All of which brings me to the hum­ble needs of a teacher. For three years I have tried to extract some use from that devil’s tool, as the bureau­cratic mind sees it, the class­room com­puter. Allow­ing stu­dents to use a com­puter is like putting matches in the hands of fire­bugs, the appro­pri­ate Com­mit­tees for What­ever felt. We strug­gled might­ily, the tides ebbed and flowed. The Com­mit­tees for What­ever fight back with cun­ning and amor­phous resolve (if fogs can have resolve). Weeks of stu­dent work mys­te­ri­ously van­ish overnight. Anti-virus tools (Chi­nese of course) block every­thing but viruses. Finally I seized one of these hap­less machi­nes, dragged it back to my apart­ment, scoured out the fes­ter­ing nests of viruses, attempted to install some proper pro­tec­tion. What a fool­ish hope. Some Com­mit­tee for What­ever had instructed a min­ion to secure the machine against all ben­e­fi­cial changes. Only viruses allowed. I went to remon­strate with the Sec­re­tary for What­ever. We had a 15 min­ute exchange of mis­un­der­stand­ing, which had some­thing to do with me being an agent for dis­turbing the bureau­cratic peace. We pro­gressed to a tele­phone call with another party who could medi­ate my pidgin Chi­nese and the Sec­re­tary for Whatever’s pidgin Eng­lish. The voice on the phone was exquis­itely polite. Yes, he under­stood that I wanted to install an actual, work­ing anti-virus pro­gram. Unfor­tu­nately the oper­at­ing sys­tem was locked with a pass­word. No, the per­son who had the pass­word did not under­stand what had to be done, so of course they would not tell any­one the pass­word. Who decided about the pass­word? Oh, that was another Direc­tor of What­ever in a more ele­vated office. Good grief no, we couldn’t talk to him, and any­way, he didn’t know any­thing about com­put­ers, so he def­i­nitely would not agree to reveal the pass­word..  Yes the voice chuck­led, it was absolutely absurd, but you know how these things are … one couldn’t do any­thing about it.

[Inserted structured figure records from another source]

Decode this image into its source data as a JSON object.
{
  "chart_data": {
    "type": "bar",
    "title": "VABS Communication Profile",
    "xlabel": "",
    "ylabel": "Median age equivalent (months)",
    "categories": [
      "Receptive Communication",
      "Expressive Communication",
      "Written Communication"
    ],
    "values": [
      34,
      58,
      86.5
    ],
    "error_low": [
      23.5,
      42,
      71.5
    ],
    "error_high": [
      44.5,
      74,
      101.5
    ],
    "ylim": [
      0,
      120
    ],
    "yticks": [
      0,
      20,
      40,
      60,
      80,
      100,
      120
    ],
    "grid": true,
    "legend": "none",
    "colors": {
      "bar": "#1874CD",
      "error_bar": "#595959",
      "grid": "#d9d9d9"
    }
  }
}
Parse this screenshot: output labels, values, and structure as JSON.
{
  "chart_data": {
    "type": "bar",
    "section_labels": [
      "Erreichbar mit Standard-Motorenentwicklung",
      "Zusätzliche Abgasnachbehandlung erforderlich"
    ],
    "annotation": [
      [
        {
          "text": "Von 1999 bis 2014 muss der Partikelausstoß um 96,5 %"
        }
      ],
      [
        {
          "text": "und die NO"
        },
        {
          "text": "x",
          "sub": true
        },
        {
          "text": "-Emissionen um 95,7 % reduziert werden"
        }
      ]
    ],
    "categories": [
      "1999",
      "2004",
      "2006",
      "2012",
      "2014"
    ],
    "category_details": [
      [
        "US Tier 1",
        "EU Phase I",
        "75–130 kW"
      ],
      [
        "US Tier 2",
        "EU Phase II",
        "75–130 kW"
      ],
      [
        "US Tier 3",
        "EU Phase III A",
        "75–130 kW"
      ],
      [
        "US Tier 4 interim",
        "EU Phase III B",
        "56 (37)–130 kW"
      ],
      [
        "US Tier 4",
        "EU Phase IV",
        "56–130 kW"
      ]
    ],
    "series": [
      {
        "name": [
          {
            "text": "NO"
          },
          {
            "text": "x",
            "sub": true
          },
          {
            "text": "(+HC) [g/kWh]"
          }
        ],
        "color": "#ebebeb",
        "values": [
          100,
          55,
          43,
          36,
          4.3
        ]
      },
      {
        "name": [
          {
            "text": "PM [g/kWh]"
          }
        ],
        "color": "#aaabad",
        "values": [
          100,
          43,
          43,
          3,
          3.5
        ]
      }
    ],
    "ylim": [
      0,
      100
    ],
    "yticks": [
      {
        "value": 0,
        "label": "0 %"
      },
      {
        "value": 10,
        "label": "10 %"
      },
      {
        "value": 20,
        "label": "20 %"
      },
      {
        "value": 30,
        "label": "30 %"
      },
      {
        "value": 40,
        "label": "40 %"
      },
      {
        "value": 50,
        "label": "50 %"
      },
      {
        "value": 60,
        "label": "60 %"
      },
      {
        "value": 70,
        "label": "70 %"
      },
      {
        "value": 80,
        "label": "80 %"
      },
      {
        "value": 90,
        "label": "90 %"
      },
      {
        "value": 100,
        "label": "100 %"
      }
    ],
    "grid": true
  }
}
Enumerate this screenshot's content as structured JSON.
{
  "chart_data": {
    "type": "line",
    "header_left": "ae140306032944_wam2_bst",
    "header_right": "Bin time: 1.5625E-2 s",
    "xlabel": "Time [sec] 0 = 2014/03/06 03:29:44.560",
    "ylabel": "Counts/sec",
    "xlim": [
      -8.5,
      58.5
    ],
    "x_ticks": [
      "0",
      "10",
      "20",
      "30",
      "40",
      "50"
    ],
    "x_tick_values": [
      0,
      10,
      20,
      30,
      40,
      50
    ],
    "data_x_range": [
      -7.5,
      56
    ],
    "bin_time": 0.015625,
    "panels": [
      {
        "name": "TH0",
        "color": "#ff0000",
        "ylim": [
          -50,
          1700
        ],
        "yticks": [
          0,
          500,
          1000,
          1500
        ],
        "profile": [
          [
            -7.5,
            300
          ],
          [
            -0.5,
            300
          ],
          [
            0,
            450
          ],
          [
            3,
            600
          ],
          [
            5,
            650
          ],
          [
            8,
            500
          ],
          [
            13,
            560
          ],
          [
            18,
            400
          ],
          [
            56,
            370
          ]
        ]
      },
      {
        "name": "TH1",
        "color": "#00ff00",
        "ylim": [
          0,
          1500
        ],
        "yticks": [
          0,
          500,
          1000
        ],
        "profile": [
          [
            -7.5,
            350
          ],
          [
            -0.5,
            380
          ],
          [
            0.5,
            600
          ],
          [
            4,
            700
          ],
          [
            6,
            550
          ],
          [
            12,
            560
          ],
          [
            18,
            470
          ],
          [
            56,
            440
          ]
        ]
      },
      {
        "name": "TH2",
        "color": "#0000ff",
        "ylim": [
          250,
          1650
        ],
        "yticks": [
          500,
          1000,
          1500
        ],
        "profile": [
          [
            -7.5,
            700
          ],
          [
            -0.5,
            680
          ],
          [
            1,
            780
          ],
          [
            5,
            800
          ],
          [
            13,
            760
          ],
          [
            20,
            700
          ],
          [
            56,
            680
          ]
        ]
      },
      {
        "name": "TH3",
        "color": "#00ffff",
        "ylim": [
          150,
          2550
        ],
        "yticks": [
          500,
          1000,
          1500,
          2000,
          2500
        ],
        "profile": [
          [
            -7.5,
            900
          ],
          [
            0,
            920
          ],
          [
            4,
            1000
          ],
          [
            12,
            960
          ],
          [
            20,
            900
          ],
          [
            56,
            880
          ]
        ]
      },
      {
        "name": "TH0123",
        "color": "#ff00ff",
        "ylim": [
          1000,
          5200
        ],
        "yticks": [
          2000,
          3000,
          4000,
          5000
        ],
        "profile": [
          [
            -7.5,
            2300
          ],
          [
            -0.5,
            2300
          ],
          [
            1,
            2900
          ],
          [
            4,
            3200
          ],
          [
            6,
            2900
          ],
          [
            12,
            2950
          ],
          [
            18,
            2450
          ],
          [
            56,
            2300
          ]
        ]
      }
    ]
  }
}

So there you have it, guys and gals in the bar­bar­ian outer worlds. You are never going to get nuked by a hot and both­ered Chi­nese Dr Strangelove. The Direc­tor of What­ever who has a pass­word to the inner pass­word of the Office of Bomb­ing For­eign­ers is never going to release the outer pass­word with­out a three week meet­ing of 500 obe­di­ent but sly cadres, who know very well that bomb­ing the bar­bar­ians will cut off their sup­ply of Jumbo Jets and Rit­ter Sports Choco­late. Besides, it just so hap­pens that the Direc­tor of What­ever has a third mis­tress who just loves Rit­ter Sports Choco­late.